The market currently widely believes that the Federal Reserve may need to maintain a high-interest-rate environment for an extended period to control potential inflationary pressures. According to the CME FedWatch tool, the market is already pricing in a near 41% probability of another 25 basis point rate hike by the Fed this year. This expectation is driving US Treasury yields to remain high and further enhancing the attractiveness of the US dollar. The high-interest-rate environment not only increases the yields of dollar-denominated assets but also attracts continuous global capital flows into the US market.
The market's focus has now shifted to the upcoming release of the US Personal Consumption Expenditures Price Index (PCE). As one of the core inflation indicators most closely watched by the Federal Reserve, the PCE data will directly influence market expectations regarding future policy paths. If the PCE data shows that US inflation remains higher than expected, the market may further strengthen its expectation that the Fed will maintain a hawkish stance, thereby pushing the dollar higher. However, if inflation shows clear signs of slowing, it may weaken the dollar's short-term upward momentum.
Meanwhile, the situation in the Middle East remains a crucial variable influencing the US dollar. Although negotiations between the US and Iran continue, significant differences remain on key areas such as shipping safety in the Strait of Hormuz and the Iranian nuclear issue. The market believes that as long as the situation in the Middle East remains unstable, the demand for the US dollar as a safe haven will be difficult to completely subside. Furthermore, persistently high international oil prices may further intensify market concerns about inflation risks.
From the daily chart, the US dollar index rebounded after stabilizing around 97.80 , and has now risen back above the 99 level. On the daily chart, the 20-day moving average is gradually flattening, and the MACD indicator has returned to near the zero line, indicating that bearish pressure in the market is weakening. The current key resistance levels are at 99.50 and 100.20 . A decisive break above the 100 level could open up further upside potential; while key support levels are around 98.60 and 97.90 .

If subsequent US PCE data continues to be strong, the US dollar index may further test the 100 level; however, if the situation in the Middle East eases significantly and US inflation data cools down, the dollar may re-enter a period of consolidation at high levels. Overall, the current trend of the US dollar index is mainly driven by three factors: "safe-haven demand," "expectations of high interest rates from the Federal Reserve," and "global energy risks," and short-term market volatility may remain high.

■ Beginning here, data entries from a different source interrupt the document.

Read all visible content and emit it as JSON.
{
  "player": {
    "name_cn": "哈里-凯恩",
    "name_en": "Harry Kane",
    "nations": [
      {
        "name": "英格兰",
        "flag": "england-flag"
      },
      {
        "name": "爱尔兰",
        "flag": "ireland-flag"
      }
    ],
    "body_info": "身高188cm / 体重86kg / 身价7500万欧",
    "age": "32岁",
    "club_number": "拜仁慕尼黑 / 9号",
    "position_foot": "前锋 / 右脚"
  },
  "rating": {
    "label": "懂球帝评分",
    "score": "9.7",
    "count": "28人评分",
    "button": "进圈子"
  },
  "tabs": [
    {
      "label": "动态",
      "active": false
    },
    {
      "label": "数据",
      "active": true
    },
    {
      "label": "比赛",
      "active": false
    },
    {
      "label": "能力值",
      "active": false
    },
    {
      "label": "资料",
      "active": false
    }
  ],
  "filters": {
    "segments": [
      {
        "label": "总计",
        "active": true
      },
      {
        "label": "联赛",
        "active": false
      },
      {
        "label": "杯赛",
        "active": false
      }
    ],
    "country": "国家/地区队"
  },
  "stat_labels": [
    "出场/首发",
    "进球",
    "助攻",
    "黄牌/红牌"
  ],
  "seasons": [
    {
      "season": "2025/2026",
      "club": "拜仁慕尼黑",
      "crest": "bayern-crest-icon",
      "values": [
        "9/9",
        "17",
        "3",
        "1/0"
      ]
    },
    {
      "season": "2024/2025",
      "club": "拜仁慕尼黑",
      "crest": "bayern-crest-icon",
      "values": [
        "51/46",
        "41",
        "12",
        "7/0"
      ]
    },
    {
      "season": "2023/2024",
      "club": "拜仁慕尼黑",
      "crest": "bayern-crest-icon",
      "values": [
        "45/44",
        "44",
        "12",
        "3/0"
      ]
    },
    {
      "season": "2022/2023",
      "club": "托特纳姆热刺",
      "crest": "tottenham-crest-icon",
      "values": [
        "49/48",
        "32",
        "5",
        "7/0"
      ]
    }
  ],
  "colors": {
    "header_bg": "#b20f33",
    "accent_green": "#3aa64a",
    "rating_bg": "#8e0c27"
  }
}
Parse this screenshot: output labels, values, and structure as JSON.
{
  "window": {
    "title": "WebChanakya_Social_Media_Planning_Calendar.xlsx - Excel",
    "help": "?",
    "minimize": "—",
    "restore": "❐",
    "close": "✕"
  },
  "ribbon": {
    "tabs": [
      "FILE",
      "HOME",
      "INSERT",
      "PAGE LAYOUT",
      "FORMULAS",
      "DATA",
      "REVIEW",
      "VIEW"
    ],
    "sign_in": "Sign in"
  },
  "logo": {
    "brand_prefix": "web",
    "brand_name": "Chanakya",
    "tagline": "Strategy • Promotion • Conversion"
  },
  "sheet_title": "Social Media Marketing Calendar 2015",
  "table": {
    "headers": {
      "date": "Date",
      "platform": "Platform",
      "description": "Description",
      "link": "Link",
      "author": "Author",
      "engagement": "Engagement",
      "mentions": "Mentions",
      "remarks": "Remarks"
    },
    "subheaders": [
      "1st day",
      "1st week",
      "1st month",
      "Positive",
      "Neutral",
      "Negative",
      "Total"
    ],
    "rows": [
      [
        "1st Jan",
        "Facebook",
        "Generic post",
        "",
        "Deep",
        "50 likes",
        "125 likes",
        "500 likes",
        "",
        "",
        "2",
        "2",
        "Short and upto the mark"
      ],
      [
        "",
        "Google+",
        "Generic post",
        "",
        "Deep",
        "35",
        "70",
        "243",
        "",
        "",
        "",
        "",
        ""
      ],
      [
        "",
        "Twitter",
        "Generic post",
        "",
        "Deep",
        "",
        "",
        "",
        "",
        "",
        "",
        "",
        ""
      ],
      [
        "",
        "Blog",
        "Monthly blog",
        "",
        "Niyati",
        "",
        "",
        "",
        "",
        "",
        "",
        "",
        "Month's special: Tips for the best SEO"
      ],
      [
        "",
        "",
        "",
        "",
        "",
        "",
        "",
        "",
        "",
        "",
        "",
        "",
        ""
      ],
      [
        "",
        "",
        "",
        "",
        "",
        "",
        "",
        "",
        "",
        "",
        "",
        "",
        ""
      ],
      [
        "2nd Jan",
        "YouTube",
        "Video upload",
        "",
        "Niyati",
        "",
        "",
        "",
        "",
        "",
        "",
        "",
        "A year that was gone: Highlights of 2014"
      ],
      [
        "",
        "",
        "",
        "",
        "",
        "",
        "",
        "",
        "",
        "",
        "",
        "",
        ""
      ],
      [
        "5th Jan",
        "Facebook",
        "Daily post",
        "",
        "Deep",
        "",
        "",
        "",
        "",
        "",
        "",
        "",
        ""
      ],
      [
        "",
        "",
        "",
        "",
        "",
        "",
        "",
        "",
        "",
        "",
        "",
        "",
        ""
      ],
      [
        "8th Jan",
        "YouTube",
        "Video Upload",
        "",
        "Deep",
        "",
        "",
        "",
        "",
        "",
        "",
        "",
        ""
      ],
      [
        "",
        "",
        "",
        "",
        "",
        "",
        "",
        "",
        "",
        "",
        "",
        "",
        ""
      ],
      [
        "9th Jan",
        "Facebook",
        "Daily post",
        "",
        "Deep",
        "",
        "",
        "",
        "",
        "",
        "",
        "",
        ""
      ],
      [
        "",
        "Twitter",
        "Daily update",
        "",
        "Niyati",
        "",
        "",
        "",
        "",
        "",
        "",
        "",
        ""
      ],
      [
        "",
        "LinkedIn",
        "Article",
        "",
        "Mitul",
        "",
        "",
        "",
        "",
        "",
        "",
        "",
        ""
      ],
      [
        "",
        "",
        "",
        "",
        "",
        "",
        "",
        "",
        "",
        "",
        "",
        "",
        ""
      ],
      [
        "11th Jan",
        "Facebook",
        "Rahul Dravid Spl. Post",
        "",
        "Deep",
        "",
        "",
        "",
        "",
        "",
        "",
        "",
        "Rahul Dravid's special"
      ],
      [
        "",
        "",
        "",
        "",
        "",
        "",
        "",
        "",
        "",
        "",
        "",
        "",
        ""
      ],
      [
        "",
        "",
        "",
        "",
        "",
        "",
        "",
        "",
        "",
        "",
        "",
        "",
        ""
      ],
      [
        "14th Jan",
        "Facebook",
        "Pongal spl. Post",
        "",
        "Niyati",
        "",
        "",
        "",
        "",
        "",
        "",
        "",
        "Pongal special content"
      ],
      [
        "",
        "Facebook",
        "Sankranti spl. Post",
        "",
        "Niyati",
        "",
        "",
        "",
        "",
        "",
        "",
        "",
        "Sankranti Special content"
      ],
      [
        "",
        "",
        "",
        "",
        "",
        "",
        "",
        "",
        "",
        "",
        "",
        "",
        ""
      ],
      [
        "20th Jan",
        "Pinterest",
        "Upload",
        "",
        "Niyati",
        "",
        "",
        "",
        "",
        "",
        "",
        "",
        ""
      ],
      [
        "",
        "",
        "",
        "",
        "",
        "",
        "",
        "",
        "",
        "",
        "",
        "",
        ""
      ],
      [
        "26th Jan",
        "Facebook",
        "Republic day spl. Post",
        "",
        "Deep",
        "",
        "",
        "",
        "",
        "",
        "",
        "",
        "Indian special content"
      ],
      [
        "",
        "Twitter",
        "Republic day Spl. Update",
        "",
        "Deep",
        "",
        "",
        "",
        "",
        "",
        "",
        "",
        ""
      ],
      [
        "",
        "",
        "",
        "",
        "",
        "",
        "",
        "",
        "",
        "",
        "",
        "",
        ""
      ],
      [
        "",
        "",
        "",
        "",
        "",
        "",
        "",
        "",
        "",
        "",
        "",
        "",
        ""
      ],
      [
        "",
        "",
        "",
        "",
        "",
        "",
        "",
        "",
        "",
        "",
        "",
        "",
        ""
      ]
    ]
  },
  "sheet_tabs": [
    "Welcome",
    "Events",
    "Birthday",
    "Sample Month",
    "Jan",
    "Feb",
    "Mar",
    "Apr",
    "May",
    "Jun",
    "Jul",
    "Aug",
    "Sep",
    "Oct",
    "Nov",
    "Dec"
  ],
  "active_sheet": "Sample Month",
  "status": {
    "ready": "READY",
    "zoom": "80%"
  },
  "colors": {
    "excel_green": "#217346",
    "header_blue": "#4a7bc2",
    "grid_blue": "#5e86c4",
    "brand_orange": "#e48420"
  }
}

Editor's Summary : The recent strengthening of the US dollar index reflects a market reassessment of the global risk environment and the path of US monetary policy. Uncertainty surrounding the Middle East is driving funds back into safe-haven assets like the US dollar, while rising international oil prices and resulting inflationary risks have reinforced market expectations that the Federal Reserve will maintain high interest rates for an extended period. However, the future trajectory of the dollar remains highly uncertain. If US inflation data remains high, the dollar may receive further support; but if signs of economic slowdown intensify and market expectations for future interest rate cuts resurface, the dollar's upside potential may be limited. Investors should pay close attention to US PCE data, developments in the Middle East, and statements from Federal Reserve officials.